Heads up! Fair Issac Corporation (FICO) is changing things up. And, as a result, credit score scoring model changes are coming soon. Which also means your credit score could go up, but it could also go down.
How Your Credit Score is Currently Calculated
As many of us know, our FICO (credit) score plays a huge roll in whether or not you get approved for your credit card(s). And, the current model, is pretty easy to understand. That’s because, at the moment anyway, the biggest factor impacting your credit score is your Payment History (35%).

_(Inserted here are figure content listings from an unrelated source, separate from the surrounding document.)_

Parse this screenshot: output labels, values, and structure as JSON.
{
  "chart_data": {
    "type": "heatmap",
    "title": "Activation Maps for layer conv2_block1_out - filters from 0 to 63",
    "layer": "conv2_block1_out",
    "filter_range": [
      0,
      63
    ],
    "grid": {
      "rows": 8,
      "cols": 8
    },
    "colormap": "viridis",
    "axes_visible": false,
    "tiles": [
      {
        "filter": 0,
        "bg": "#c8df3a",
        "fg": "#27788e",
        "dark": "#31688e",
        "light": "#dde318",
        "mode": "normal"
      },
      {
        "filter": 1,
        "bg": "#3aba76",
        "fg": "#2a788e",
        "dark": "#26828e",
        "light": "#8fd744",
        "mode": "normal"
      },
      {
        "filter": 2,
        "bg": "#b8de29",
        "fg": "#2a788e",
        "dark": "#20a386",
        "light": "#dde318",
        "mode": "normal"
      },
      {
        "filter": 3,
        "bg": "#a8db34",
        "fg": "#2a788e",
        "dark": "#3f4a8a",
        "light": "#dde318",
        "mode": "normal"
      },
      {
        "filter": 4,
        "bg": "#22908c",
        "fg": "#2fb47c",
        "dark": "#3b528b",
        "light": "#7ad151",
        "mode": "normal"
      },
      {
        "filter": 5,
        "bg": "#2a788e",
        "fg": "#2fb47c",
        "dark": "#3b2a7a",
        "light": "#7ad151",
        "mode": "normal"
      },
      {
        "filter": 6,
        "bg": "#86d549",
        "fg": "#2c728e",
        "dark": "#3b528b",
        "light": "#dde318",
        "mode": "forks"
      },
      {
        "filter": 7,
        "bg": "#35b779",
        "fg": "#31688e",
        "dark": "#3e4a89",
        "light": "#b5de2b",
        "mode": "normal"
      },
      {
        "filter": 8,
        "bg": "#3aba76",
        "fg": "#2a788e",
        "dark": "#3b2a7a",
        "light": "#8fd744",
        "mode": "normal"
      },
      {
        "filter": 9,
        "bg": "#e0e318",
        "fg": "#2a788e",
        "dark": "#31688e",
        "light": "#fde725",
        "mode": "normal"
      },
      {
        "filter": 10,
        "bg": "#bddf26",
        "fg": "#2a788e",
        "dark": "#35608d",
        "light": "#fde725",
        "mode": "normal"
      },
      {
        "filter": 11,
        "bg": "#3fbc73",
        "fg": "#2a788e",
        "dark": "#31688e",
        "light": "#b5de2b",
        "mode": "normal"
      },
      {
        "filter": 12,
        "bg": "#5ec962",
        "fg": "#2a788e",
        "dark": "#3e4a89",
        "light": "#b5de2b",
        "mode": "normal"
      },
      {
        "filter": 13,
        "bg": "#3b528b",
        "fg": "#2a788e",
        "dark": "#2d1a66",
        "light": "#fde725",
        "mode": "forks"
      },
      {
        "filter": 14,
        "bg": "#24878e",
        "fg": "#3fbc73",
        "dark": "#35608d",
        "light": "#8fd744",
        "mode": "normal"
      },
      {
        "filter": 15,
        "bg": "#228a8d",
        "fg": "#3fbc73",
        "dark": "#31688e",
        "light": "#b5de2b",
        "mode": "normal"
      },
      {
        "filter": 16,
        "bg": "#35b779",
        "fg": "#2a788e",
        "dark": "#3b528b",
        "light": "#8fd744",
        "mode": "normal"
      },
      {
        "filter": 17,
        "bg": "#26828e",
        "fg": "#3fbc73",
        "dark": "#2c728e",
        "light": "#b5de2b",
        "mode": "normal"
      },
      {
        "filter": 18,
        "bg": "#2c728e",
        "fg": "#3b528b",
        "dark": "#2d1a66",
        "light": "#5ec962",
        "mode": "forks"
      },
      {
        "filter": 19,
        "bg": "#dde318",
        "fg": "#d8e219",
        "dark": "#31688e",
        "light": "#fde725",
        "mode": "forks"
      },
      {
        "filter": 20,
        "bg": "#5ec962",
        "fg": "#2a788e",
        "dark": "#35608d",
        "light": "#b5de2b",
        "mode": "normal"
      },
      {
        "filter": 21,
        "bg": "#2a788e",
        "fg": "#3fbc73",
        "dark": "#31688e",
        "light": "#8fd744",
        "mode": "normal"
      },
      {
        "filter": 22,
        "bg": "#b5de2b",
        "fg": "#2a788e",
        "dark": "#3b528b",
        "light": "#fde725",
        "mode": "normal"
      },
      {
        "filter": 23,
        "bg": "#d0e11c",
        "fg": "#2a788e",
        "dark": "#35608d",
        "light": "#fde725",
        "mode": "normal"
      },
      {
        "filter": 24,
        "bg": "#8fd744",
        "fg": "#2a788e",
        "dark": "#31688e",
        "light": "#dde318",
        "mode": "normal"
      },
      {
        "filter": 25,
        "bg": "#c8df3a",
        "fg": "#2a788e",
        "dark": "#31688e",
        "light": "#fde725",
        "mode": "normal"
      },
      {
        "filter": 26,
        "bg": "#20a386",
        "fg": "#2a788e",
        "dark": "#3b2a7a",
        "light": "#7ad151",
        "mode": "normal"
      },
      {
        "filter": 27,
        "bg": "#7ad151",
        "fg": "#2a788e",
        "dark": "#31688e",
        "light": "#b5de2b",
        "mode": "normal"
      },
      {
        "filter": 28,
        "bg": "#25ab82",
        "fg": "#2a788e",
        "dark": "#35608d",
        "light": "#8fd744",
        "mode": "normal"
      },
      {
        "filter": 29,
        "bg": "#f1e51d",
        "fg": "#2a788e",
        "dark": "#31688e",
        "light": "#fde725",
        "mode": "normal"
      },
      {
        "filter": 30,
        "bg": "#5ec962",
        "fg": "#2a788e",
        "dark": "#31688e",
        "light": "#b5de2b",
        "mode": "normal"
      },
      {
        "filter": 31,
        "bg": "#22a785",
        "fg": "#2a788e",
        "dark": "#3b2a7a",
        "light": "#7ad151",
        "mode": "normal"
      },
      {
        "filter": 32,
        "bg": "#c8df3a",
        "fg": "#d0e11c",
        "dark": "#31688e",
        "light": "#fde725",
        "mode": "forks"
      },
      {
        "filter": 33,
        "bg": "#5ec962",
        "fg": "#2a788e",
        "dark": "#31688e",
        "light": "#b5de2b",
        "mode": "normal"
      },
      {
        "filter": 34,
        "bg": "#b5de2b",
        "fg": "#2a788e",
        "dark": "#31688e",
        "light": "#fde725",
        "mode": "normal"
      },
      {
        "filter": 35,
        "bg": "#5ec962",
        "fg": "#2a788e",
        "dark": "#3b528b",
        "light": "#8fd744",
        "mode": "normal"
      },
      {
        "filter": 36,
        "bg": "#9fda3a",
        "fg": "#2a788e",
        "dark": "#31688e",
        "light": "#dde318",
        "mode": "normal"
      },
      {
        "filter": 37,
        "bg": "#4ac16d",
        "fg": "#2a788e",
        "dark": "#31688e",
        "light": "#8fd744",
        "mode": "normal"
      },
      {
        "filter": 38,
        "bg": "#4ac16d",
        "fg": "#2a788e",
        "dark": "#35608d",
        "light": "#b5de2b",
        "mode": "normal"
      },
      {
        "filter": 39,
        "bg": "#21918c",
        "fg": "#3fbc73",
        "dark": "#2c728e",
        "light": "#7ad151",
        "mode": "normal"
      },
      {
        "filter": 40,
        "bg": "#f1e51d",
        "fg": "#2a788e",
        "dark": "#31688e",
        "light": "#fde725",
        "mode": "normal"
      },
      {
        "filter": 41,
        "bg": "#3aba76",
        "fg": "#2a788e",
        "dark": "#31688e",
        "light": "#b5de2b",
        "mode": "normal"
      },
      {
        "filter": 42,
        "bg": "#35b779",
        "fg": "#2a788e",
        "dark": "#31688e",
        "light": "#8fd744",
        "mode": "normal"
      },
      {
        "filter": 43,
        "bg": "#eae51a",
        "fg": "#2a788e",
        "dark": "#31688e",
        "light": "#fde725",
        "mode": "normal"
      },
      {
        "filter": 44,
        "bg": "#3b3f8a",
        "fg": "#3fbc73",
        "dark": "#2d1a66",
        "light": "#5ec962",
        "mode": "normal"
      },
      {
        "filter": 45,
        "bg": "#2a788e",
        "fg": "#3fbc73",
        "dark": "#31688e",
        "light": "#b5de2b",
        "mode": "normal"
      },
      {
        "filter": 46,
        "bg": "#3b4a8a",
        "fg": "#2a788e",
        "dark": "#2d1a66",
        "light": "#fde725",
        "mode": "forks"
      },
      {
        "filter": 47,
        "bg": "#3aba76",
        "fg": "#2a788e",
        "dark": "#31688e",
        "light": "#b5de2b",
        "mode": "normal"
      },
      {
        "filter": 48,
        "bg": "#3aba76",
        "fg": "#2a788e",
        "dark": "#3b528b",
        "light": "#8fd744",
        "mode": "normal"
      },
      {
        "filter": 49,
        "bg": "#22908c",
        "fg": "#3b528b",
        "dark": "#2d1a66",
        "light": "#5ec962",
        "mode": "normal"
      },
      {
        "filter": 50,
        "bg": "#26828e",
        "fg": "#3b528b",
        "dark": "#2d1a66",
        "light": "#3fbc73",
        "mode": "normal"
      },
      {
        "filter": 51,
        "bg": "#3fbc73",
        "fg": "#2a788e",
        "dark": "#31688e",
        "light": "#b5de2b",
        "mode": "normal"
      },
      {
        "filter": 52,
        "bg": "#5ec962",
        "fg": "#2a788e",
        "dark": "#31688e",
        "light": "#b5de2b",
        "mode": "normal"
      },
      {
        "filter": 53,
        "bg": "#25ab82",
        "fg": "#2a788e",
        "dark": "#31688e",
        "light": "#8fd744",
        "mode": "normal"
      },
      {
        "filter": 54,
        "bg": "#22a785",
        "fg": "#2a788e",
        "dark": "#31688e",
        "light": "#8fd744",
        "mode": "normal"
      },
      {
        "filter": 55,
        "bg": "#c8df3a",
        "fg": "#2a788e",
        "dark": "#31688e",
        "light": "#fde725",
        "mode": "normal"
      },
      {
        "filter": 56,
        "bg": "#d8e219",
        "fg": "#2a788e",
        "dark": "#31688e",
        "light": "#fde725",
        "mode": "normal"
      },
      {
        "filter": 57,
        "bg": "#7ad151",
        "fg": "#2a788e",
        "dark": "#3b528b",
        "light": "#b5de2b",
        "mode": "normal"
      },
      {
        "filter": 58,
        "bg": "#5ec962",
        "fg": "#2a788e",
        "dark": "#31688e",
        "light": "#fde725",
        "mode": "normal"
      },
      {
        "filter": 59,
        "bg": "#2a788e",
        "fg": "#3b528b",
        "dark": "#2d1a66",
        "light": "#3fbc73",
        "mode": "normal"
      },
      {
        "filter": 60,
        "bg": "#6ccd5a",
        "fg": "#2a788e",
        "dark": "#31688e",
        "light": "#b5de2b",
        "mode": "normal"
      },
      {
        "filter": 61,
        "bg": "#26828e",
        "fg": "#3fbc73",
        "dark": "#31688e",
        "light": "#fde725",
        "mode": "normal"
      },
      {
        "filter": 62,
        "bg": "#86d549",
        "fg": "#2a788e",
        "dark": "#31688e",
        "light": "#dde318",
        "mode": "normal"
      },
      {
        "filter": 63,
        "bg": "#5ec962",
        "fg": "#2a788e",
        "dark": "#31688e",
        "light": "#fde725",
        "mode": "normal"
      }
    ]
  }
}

The next biggest factor is the Total Amount You Owe (30%) which compares your total current balances versus your current available credit.
The three remaining factors that are taken into account play a much smaller roll in calculating your score. But, they still matter. The biggest of those is the length of your Credit History (15%) which is an average based on the ages of your oldest and newest accounts. Next is your Credit Mix (10%) which is the types of credit you have – loans, cards, etc. And, the final element is New Lines (10%) which takes into account new lines you open.

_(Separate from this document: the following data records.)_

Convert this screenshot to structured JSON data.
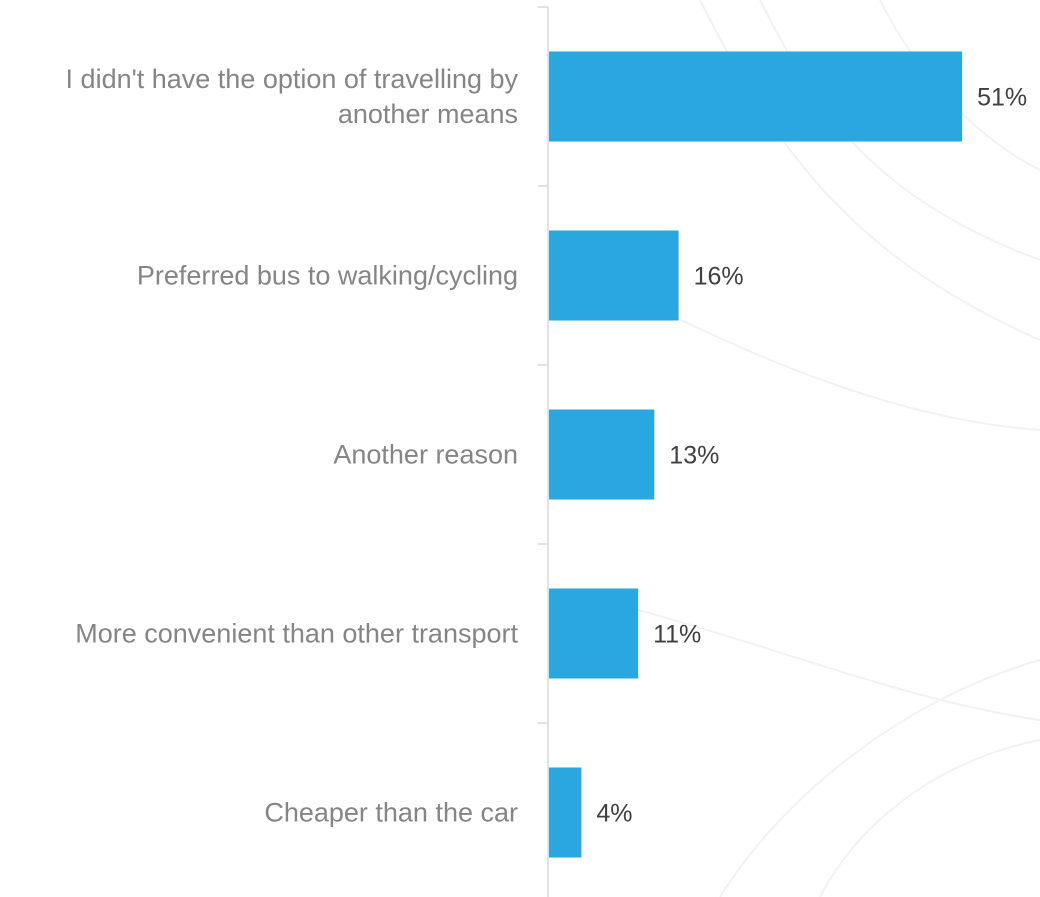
{
  "chart_data": {
    "type": "bar",
    "orientation": "horizontal",
    "categories": [
      "I didn't have the option of travelling by another means",
      "Preferred bus to walking/cycling",
      "Another reason",
      "More convenient than other transport",
      "Cheaper than the car"
    ],
    "category_lines": [
      [
        "I didn't have the option of travelling by",
        "another means"
      ],
      [
        "Preferred bus to walking/cycling"
      ],
      [
        "Another reason"
      ],
      [
        "More convenient than other transport"
      ],
      [
        "Cheaper than the car"
      ]
    ],
    "values": [
      51,
      16,
      13,
      11,
      4
    ],
    "value_labels": [
      "51%",
      "16%",
      "13%",
      "11%",
      "4%"
    ],
    "unit": "%",
    "title": "",
    "xlabel": "",
    "ylabel": "",
    "xlim": [
      0,
      60
    ],
    "grid": false,
    "legend": "none",
    "colors": {
      "bar": "#29A7E1",
      "axis": "#D9D9D9",
      "category_text": "#858585",
      "value_text": "#404040"
    }
  }
}
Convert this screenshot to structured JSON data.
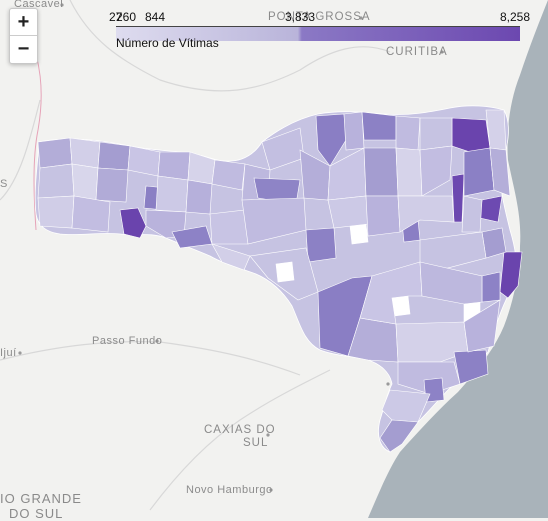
{
  "legend": {
    "title": "Número de Vítimas",
    "ticks": [
      "27",
      "260",
      "844",
      "3,833",
      "8,258"
    ],
    "colors": [
      "#dedcef",
      "#b9b4da",
      "#8b79c5",
      "#6c48b0"
    ]
  },
  "zoom": {
    "in_label": "+",
    "out_label": "−"
  },
  "cities": {
    "cascavel": "Cascavel",
    "ponta_grossa": "PONTA GROSSA",
    "curitiba": "CURITIBA",
    "passo_fundo": "Passo Fundo",
    "ijui": "Ijuí",
    "caxias_do_sul_1": "CAXIAS DO",
    "caxias_do_sul_2": "SUL",
    "novo_hamburgo": "Novo Hamburgo",
    "rio_grande_1": "IO GRANDE",
    "rio_grande_2": "DO SUL",
    "edge_s": "S"
  },
  "map_colors": {
    "land": "#f2f2f0",
    "ocean": "#a9b3ba",
    "region_base": "#c6c3e2",
    "border": "#ffffff"
  }
}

Under the current model, my score fluctuates between 800 and 817. And that’s with me opening a new card or two every year! My oldest line, my Chase Freedom, is 14 years old this year. But, it’s important to note that the current model is a snapshot based on current activity. That, as we know, is about to change.
New FICO Model
This summer, FICO is updating its scoring model to take a more holistic, backward-looking view. Model 10, as they’re calling the new model, will look at your payment history, balances over the past two years, and specific types of credit taken. On the surface, that doesn’t sound too different. But, it is.

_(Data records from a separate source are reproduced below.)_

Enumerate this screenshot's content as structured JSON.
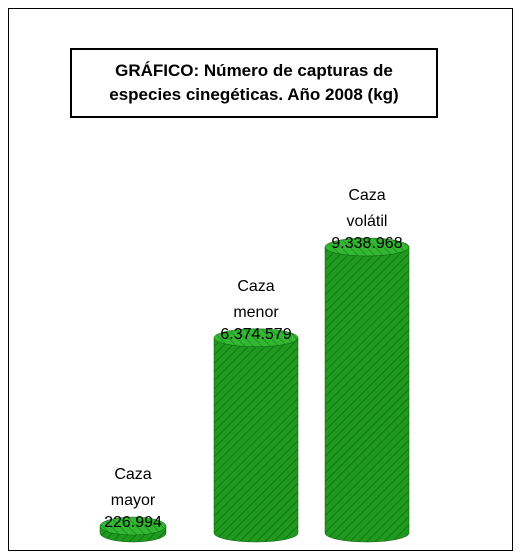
{
  "chart_data": {
    "type": "bar",
    "title": "GRÁFICO: Número de capturas de especies cinegéticas. Año 2008 (kg)",
    "categories": [
      "Caza mayor",
      "Caza menor",
      "Caza volátil"
    ],
    "values": [
      226994,
      6374579,
      9338968
    ],
    "value_labels": [
      "226.994",
      "6.374.579",
      "9.338.968"
    ],
    "color": "#22a022"
  }
}
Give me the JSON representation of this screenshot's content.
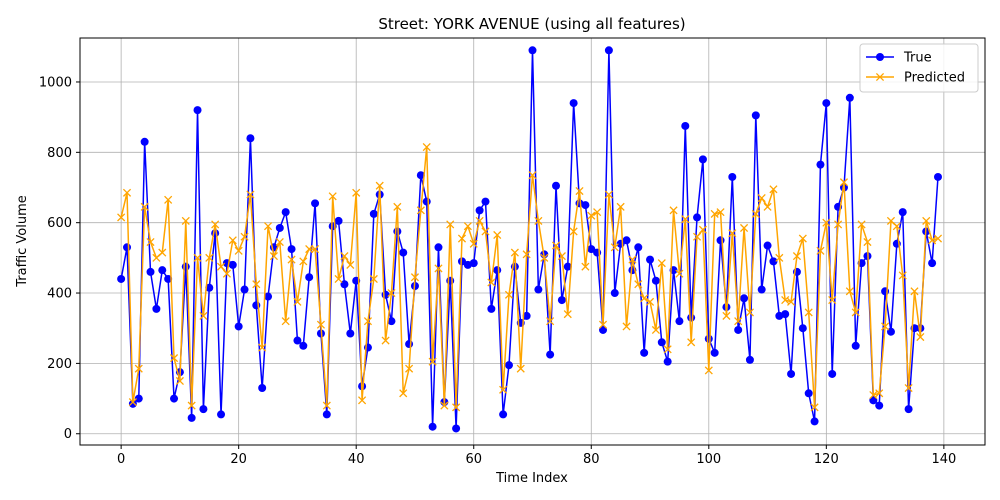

According to an article by CNBC, the consumers that have high-utilization rates, have had missed payments/delinquencies, or have had many personal loans or credit cards will see a dip in their score when the new model goes into effect. The current estimate is that 110 million consumers will see their score change by 20 points or less. While 80 million consumers will see their score change by more than 20 points. Given the upcoming changes, experts expect that consumers with good credit will continue to enjoy high scores. However, those with scores of 600 and lower will likely see large drops and will have a much harder time trying to improve their score.
The Effects of Model 10
Though FICO Model 10 comes out this summer, it could be a while before banks begin using it. After all, American Express still uses Model 8 to score us, which came out in 2009. In fact, there is a Model 9 that came out in 2014, but few lenders use it today. Further, some financial institutions are abandoning FICO scores altogether and are moving over to the VantageScore, which is from the credit bureaus – Experian, Equifax, and Trans Union.
It’s worth noting that VantageScore uses similar models to FICO. However, VantageScore 4.0, which came out in 2017, is quite similar to FICO Model 10. So if you’ve already seen your VantageScore 4.0 score, then I’d say you probably have a good idea of what your new FICO score will look like. Unfortunately, I haven’t seen what my score looks like with VantageScore 4.0. Credit Karma, which uses Vantage, currently displays VantageScore 3.0.
Credit Score Scoring Model Changes are Coming Soon, Final Thoughts
At the end of the day, credit scoring models change every few years. As a result, while we should be mindful of these changes, we shouldn’t focus on them too much. Instead, it’s important to ensure you use credit responsibly. So, always pay your bills on-time, don’t carry large balances, make sure you keep your utilization under 30% (less is better!), and try to keep your use of risky credit (personal loans and credit cards – I know lol) to a minimum.